Where lazy dumplings actually came from in our cuisine, it is quite difficult to say with certainty now. Perhaps they appeared as a type of sweet cheese halushki, popular not only in Ukraine, but also in Hungary, Slovakia, the Czech Republic and Poland. Or maybe Mr. William Pokhlebkin was right when he said that this is not quite a national dish, but rather a restaurant dish, which appeared only 80-90 years ago because of the unwillingness to mess with real vareniki.
cottage cheese 350 g |
wheat flour 100 g |
yolks 2 pcs |
sugar 1 tbsp. |
butter 40 g |
sour cream 100 g |
acacia honey 2 tsp. |
salt to taste |
Step 1
Pass the fresh fat cottage cheese through a sieve.
Step 2
Grind it in a bowl together with salt, sugar, egg yolks to a homogeneous consistency.
Step 3
Add the sifted flour and knead the dough.
Step 4
Meanwhile, mix the sour cream with 2 teaspoons of acacia honey.
Step 5
Divide the dough into 4 parts, each of which we roll out with our hands.

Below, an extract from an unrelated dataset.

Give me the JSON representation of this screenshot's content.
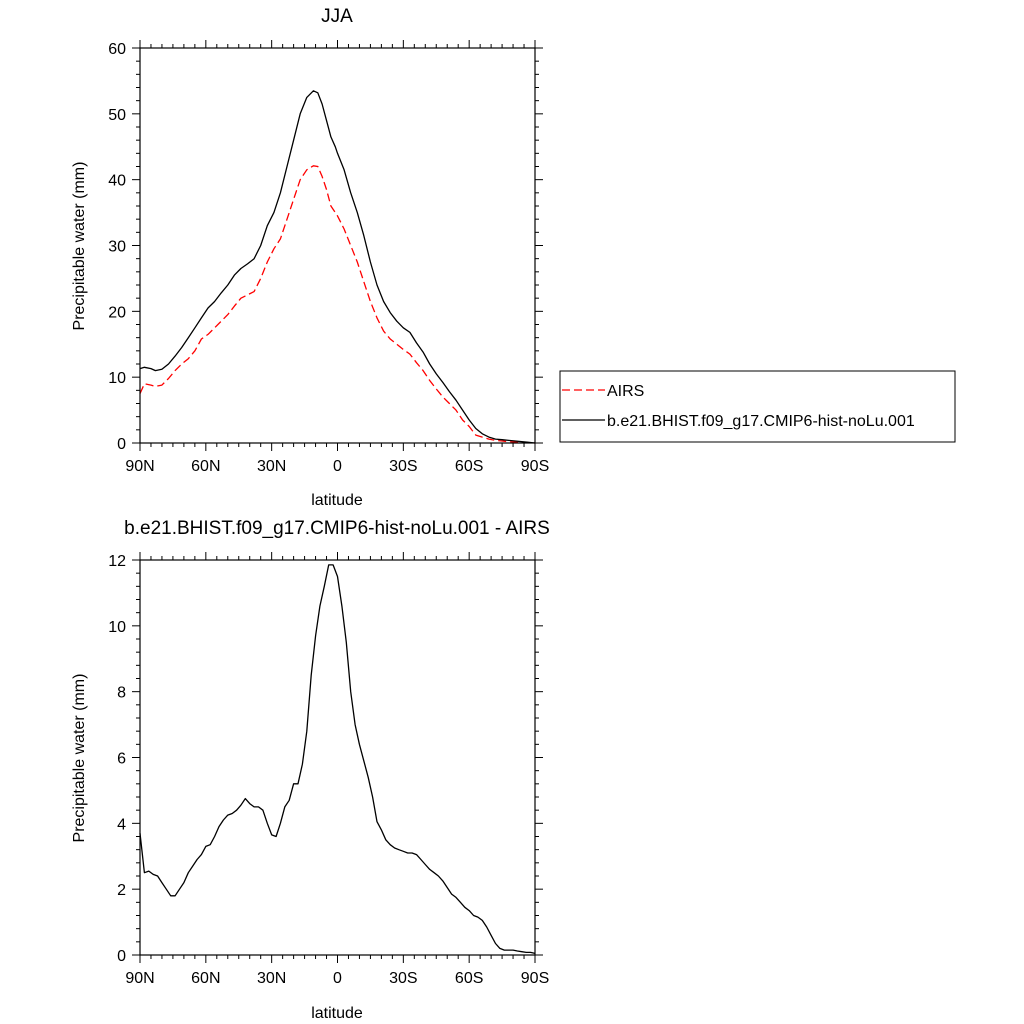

You should get rolls 2.5 cm thick and 30 cm long. Cut each roll into 1.5 cm pieces.
Step 6
Put the formed lazy dumplings into well-salted boiling water.
Step 7
As soon as they float, take them out with a skimmer, put them on a plate and pour melted butter over them. Serve with sweet sour cream.
The dedication of Odessians to this simple endeavor makes us akin to the Italians (well, where can we go without them?). Obviously, gnocchetti di ricotto and our lazy dumplings have a lot in common, although we eat "Odessa gnocchi" only for breakfast.